Stop us if you’ve heard this one, especially from Ivan Reitman. Three slightly odd guys and a hot woman find themselves in the midst of a disaster of Biblical proportions. Dogs and cats living together…except this time no one can tell which are the dogs and which are the cats, and why are there blue apes running around without noses? Yes, it’s unavoidable. On the surface, Evolution looks just like a science fiction version of Ghostbusters, and sometimes it tries too hard to earn that shorthand. But it has a different vibe to it, and stands better on its own than it knows.
Instead of ghosts, an asteroid plummets into the Arizona desert. Would-be firefighter Wayne Green (Seann William Scott) practices saving his female mannequin at the exact spot the asteroid lands, sending him, his car, and half of his dummy flying. Called out to the scene is Dr. Harry Block (Orlando Jones, in a strange echo of the Bill Murray role), a geology professor at the local junior college. More interested in scoring with co-eds than actually understanding his field, Harry brings along a fellow teacher to keep him on task. That teacher, Dr. Fox Mulder, here known as “Ira Kane,” holds a secret deep within himself that he masks with flippant remarks, a deep-seated distrust of the government, and a largely immobile face.
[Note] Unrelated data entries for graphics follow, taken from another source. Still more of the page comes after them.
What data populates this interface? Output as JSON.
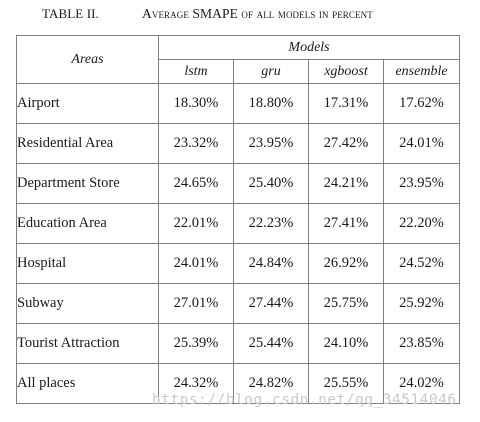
{
  "caption": {
    "label": "TABLE II.",
    "title": "Average SMAPE of all models in percent"
  },
  "header": {
    "areas": "Areas",
    "models": "Models",
    "model_names": [
      "lstm",
      "gru",
      "xgboost",
      "ensemble"
    ]
  },
  "rows": [
    {
      "area": "Airport",
      "values": [
        "18.30%",
        "18.80%",
        "17.31%",
        "17.62%"
      ]
    },
    {
      "area": "Residential Area",
      "values": [
        "23.32%",
        "23.95%",
        "27.42%",
        "24.01%"
      ]
    },
    {
      "area": "Department Store",
      "values": [
        "24.65%",
        "25.40%",
        "24.21%",
        "23.95%"
      ]
    },
    {
      "area": "Education Area",
      "values": [
        "22.01%",
        "22.23%",
        "27.41%",
        "22.20%"
      ]
    },
    {
      "area": "Hospital",
      "values": [
        "24.01%",
        "24.84%",
        "26.92%",
        "24.52%"
      ]
    },
    {
      "area": "Subway",
      "values": [
        "27.01%",
        "27.44%",
        "25.75%",
        "25.92%"
      ]
    },
    {
      "area": "Tourist Attraction",
      "values": [
        "25.39%",
        "25.44%",
        "24.10%",
        "23.85%"
      ]
    },
    {
      "area": "All places",
      "values": [
        "24.32%",
        "24.82%",
        "25.55%",
        "24.02%"
      ]
    }
  ],
  "watermark": "https://blog.csdn.net/qq_34514046"
}
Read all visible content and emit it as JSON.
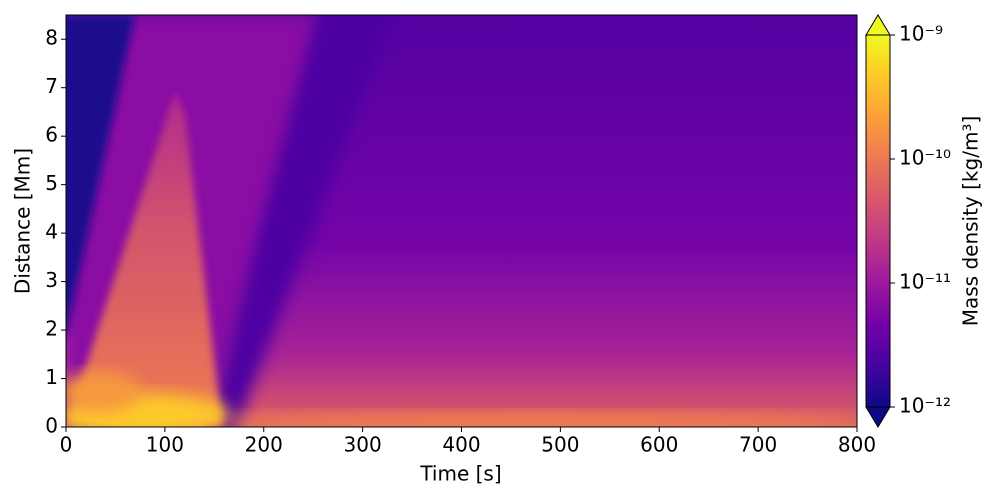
{
  "chart_data": {
    "type": "heatmap",
    "xlabel": "Time [s]",
    "ylabel": "Distance [Mm]",
    "xlim": [
      0,
      800
    ],
    "xticks": [
      0,
      100,
      200,
      300,
      400,
      500,
      600,
      700,
      800
    ],
    "ylim": [
      0,
      8.5
    ],
    "yticks": [
      0,
      1,
      2,
      3,
      4,
      5,
      6,
      7,
      8
    ],
    "colormap": "plasma",
    "colorbar": {
      "label": "Mass density [kg/m³]",
      "scale": "log",
      "lim": [
        1e-12,
        1e-09
      ],
      "extend": "both",
      "ticks": [
        {
          "value": 1e-12,
          "label": "10⁻¹²"
        },
        {
          "value": 1e-11,
          "label": "10⁻¹¹"
        },
        {
          "value": 1e-10,
          "label": "10⁻¹⁰"
        },
        {
          "value": 1e-09,
          "label": "10⁻⁹"
        }
      ]
    }
  }
}
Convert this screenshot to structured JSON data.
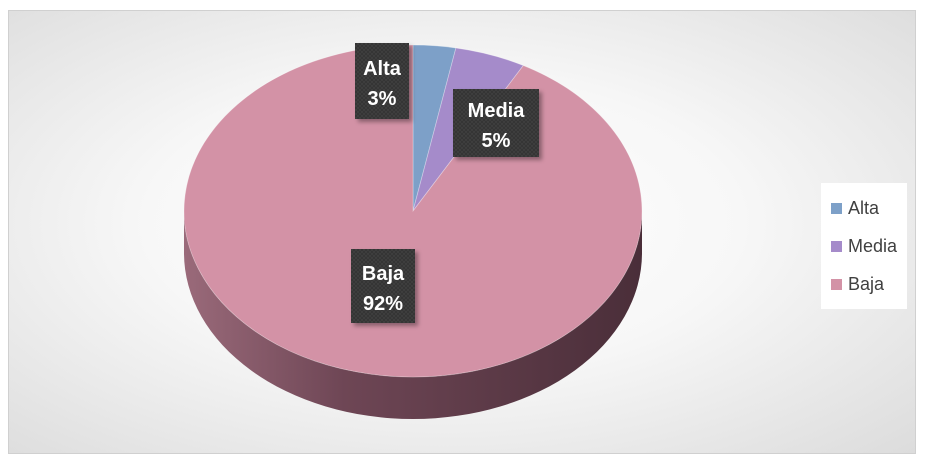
{
  "chart_data": {
    "type": "pie",
    "title": "",
    "slices": [
      {
        "label": "Alta",
        "percent_label": "3%",
        "value": 3,
        "color": "#7da0c8"
      },
      {
        "label": "Media",
        "percent_label": "5%",
        "value": 5,
        "color": "#a58bca"
      },
      {
        "label": "Baja",
        "percent_label": "92%",
        "value": 92,
        "color": "#d392a6"
      }
    ],
    "style": "3d",
    "legend_position": "right",
    "label_box_color": "#3c3c3c"
  },
  "legend": {
    "items": [
      {
        "label": "Alta",
        "color": "#7da0c8"
      },
      {
        "label": "Media",
        "color": "#a58bca"
      },
      {
        "label": "Baja",
        "color": "#d392a6"
      }
    ]
  }
}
The asteroid creates a huge cavern, simultaneously leaking a strange blue goo and subtly creating its own atmosphere. Harry and Ira chip away a sample and return to the college. An over-exhausted Wayne flunks his firefighter’s exam in a mildly amusing slapstick sequence, thus forcing him to remain the pool manager/whipping boy at the local Country Club. (Yes, a little Caddyshack gets thrown in, too.)
Due to incredible cellular growth in the goo, Ira convinces Harry to bring his geology class back to the landing site for a field trip.
Upon returning to the cavern, they discover the atmosphere has grown thicker, and now mushrooms and planarian worms litter the floor. Once exposed to Earth’s regular atmosphere, the worms die. But all over the nearby town, the worms escape to find that they can survive in water. And there they evolve into new, more advanced, and uniformly deadly life-forms. Wayne encounters a tiny killer seal in the water filter, but shakes it off. Later when a member of the club has an unfortunate encounter with something bigger, Wayne knows enough to find those college dudes he met earlier. And thus our trio is born.
Wait! Where’s the hot chick? She’s there, too. Unlike Sigourney Weaver, Julianne Moore’s Allison Reed does know what’s going on from the very beginning. She’s an uptight scientist brought in by the Army to keep a lid on the impact site. And because Harry says so, she has a burgeoning crush on Ira. (What is it about Duchovny? Don’t women know he’s having an affair with Larry Sanders?) To make her funny, though, Allison is sporadically accident-prone, a bit that truly doesn’t get used enough to make it ring true. A couple of dialogue quirks hint that something more was originally scripted, but it doesn’t make it through the final cut. With the final characters in place, our heroes are free to make the government look foolish, come up with the answers no one else could, and save the day. Which, of course, they do.
As a genre film, Evolution works pretty well. It has a clever idea at its core, and though the monsters look uniformly rubbery, even the eventual primates, the film visualizes its threat well. At the very least, too, as sci-fi heroes, Ira, Harry, and Allison never make stupid mistakes, and we want them to succeed. But then there’s Wayne. And there’s the fact that Ivan Reitman doesn’t make genre films, he makes comedies. And on that score, Evolution falters.
It has some funny moments, the funniest being blown by the commercials, but nothing particularly pants-wetting. It’s painfully obvious that Reitman didn’t cast comedians to make into serious characters, as he did with Ghostbusters. Duchovny and Moore are good actors with light sides, but that doesn’t translate into huge laughs. Jones struggles as mightily as he always does to give the film comic energy. He’s funny, but film after film with Jones proves that he cannot carry all the comedy in a movie. (See: Double Take, Say It Isn’t So, or better yet, don’t.) Scott plays air-headed heroism well, and it’s good for a few laughs. Dan Aykroyd and a few other old SNL and MAD TV players pop up for cameos, but all are largely wasted, in particular the potentially brilliant Sara Silverman, given little funny to do.
But again, the story works. It has an internal logic that never betrays itself for the sake of a cheap laugh. You will find yourself concerned as to what will happen next, though the ending feels rushed. If the characters are a little underdeveloped, at least they’re consistent. Some days, that’s enough.